What it is
After confirming the product strategy and prioritizing the architecture characteristics, it’s time to look at the system’s design and ask: what could go wrong here? Risk-storming answers that question collectively. Instead of relying on a single architect’s intuition, the technique gathers the whole team (engineering, product, security, operations) in front of the application’s diagrams to identify risks independently and then consolidate them.
The outcome is not a risk document aging in a wiki. It is a living list, prioritized by impact and probability, that feeds directly into the architectural stories of the next stage.
The risk-storming technique was created by Simon Brown and is documented at RiskStorming.com. AARM incorporates it as the third stage of the cycle, connected to business strategy.
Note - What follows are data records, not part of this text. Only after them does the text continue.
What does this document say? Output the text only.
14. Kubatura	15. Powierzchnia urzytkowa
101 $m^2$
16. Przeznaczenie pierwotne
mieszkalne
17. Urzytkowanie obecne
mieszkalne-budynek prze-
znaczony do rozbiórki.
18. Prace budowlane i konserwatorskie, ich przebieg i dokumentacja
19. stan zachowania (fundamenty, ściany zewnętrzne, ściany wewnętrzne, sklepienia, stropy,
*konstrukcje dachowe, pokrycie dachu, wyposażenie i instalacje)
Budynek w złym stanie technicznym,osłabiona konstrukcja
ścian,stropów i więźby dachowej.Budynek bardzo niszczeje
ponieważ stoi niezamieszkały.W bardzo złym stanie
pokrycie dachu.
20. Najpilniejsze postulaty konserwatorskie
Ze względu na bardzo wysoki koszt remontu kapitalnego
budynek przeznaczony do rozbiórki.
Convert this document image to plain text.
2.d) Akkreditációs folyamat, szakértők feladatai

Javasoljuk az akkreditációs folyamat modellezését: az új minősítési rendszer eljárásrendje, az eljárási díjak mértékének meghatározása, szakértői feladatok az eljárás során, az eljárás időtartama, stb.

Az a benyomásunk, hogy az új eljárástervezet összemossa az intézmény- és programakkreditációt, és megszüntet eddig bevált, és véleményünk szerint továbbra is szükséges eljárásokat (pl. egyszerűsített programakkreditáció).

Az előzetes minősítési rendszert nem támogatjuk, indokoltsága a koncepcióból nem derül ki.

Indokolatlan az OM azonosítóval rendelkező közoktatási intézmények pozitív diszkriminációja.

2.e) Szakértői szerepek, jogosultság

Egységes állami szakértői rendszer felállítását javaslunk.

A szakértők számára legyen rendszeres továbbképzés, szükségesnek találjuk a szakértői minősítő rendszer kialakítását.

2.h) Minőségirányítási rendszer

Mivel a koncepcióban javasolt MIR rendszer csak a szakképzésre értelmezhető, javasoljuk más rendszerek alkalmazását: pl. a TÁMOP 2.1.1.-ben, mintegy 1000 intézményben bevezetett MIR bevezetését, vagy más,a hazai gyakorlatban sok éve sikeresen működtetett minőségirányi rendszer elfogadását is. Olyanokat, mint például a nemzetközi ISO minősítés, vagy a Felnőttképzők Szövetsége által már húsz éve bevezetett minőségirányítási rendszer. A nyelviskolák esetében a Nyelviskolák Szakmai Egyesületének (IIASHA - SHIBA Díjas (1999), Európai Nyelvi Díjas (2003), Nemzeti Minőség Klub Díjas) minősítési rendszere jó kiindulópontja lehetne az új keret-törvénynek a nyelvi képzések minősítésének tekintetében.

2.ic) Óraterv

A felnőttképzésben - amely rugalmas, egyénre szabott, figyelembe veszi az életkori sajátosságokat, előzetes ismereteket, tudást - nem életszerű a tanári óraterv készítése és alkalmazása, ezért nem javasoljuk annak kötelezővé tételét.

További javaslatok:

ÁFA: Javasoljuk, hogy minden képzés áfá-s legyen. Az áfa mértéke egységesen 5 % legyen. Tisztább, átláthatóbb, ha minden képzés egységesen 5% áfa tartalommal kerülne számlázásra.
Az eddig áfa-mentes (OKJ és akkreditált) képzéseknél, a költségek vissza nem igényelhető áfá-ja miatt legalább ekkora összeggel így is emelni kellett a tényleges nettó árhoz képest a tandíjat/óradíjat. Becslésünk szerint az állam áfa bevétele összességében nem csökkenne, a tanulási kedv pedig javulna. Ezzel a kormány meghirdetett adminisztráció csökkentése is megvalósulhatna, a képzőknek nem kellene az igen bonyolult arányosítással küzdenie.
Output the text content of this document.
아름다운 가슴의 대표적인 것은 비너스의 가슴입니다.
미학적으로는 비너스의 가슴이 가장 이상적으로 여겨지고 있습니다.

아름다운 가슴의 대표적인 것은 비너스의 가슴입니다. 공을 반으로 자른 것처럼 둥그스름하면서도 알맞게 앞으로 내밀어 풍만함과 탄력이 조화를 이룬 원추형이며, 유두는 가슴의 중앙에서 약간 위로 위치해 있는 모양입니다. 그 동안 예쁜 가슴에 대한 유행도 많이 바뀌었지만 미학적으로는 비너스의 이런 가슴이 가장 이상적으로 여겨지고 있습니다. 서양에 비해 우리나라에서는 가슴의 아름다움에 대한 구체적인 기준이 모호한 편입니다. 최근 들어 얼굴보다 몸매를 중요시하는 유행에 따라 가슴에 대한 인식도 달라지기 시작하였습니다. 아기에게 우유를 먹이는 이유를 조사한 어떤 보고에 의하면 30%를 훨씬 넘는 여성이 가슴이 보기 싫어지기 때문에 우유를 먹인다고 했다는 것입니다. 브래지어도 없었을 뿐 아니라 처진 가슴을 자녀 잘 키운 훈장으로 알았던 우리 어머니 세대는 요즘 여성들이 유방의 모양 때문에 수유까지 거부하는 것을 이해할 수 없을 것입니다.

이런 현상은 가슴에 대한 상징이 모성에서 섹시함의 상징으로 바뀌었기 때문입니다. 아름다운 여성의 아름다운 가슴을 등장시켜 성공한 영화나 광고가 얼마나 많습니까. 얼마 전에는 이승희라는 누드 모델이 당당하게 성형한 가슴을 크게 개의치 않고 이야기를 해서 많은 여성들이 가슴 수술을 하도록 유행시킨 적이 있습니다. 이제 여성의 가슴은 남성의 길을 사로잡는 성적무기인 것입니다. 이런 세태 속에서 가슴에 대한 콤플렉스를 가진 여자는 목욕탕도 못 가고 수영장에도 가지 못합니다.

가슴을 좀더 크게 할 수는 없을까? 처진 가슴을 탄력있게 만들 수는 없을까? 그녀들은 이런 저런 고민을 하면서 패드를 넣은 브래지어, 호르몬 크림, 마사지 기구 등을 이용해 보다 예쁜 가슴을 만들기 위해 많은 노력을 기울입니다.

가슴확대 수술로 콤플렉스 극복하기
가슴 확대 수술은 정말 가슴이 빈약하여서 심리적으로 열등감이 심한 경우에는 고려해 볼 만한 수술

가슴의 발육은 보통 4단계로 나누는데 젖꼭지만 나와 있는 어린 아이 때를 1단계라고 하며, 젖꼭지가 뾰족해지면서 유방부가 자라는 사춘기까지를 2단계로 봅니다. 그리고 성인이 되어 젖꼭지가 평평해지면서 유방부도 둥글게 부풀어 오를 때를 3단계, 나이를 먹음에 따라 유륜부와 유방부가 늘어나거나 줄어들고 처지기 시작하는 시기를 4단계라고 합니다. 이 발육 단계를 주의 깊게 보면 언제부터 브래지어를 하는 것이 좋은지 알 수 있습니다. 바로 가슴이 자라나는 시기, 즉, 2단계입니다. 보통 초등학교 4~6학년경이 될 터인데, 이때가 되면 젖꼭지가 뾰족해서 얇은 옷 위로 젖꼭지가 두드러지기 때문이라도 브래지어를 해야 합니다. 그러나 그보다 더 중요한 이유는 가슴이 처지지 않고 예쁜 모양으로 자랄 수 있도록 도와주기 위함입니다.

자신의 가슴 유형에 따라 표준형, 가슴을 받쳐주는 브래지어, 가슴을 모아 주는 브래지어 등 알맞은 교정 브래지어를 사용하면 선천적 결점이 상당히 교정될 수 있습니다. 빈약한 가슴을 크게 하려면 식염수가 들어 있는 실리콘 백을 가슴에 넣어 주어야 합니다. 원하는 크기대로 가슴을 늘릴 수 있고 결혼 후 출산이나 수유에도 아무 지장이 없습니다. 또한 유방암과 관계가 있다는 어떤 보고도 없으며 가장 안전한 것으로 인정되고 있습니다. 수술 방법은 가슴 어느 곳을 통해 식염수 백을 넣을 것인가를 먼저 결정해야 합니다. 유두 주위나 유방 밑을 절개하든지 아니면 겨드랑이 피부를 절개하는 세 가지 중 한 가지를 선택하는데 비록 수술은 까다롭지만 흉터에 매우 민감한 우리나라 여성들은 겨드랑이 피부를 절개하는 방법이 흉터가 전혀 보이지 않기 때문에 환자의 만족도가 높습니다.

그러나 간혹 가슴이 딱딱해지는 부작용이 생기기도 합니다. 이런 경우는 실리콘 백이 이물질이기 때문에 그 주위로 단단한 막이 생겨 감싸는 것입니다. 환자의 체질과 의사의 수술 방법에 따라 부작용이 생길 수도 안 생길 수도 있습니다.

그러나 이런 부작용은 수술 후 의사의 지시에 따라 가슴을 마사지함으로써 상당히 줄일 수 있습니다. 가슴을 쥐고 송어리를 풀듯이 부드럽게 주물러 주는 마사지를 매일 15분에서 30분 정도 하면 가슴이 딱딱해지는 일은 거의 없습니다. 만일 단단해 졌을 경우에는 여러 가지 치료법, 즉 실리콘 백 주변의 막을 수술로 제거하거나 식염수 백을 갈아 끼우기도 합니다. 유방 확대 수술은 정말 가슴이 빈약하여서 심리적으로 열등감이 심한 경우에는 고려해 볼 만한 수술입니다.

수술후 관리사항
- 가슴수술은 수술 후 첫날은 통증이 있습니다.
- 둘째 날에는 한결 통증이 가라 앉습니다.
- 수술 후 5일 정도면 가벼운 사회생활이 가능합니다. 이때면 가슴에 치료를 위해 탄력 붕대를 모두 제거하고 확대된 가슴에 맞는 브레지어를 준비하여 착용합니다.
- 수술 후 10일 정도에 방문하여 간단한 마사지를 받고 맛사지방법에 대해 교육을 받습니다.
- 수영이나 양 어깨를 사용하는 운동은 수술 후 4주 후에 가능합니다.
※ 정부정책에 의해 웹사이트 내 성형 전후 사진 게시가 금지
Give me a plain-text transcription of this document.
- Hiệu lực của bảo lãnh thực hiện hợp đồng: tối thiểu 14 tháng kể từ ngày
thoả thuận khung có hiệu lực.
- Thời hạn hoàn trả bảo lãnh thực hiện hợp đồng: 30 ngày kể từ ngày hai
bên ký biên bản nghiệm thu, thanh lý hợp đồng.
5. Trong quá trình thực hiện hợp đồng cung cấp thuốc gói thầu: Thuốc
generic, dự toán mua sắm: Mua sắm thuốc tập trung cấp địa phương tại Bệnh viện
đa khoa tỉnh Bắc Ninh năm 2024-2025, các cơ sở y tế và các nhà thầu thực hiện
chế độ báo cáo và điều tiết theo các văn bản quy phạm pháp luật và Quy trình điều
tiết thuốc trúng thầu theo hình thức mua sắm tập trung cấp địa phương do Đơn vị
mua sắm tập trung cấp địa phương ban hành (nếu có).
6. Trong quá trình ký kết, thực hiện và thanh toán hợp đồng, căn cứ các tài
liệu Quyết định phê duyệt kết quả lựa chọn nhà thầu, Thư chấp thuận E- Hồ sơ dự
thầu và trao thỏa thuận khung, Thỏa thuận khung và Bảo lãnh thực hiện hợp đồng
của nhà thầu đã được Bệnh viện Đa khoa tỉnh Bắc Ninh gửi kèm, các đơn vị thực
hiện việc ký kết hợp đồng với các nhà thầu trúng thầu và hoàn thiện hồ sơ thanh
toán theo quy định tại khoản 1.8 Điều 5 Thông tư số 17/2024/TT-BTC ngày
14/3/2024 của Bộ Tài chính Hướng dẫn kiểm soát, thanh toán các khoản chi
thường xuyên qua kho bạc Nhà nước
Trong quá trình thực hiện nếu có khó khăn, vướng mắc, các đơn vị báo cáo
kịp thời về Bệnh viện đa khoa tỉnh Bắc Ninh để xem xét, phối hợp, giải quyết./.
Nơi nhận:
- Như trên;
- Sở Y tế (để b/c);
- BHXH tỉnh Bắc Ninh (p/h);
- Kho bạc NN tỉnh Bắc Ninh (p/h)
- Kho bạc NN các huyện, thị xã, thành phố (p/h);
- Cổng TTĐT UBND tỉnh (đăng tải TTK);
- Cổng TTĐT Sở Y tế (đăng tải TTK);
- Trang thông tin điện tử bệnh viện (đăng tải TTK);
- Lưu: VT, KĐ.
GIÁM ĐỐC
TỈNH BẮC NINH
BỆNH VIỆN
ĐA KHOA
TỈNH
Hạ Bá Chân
How to facilitate the session
-
Use the application’s architecture diagrams
Use one or more (C4) diagrams to show what you are planning to build or change. The diagram is the map on which risks will be pinned.
-
Identify risks individually
Gather people in front of the diagrams and ask them to identify, in silence, what they personally consider risky. Each risk goes on a sticky note, color-coded according to the prioritization matrix.
-
Pin the risks on the diagrams
Ask everyone to place their sticky notes on the diagrams, right next to the area where the risk was identified. Clusters of notes reveal the architecture’s hot spots.
-
Review and summarize the risks
Consolidate the result, paying special attention to the risks only one person identified, and to those where the group disagrees on priority. That is where the most valuable conversations live.
Prioritization matrix
Each risk gets an impact score and a probability score, from 1 to 3. The product of the two defines the priority, and the sticky note’s color in the session.
| Probability → | |||
|---|---|---|---|
| Impact ↓ | Low · 1 | Medium · 2 | High · 3 |
| Low · 1 | 1 | 2 | 3 |
| Medium · 2 | 2 | 4 | 6 |
| High · 3 | 3 | 6 | 9 |
AARM Toolkit
The complete kit of fillable templates for the 4 stages: strategy canvas, ilities matrix, risk-storming board, architectural story, ADR and backlog.
Common mistakes
- The architect speaks first. When the most senior person presents their risks before the individual round, they anchor the group and the session becomes validation, not discovery. Silence first, discussion after.
- Outdated diagram. Risks pinned to an architecture that no longer exists produce useless stories. Update the C4 before scheduling the session, or draw it together, at the opening.
- Discarding the lone risks. The risk only one person saw usually comes from someone who knows a corner of the system the others ignore. It is exactly the kind of risk the technique exists to capture.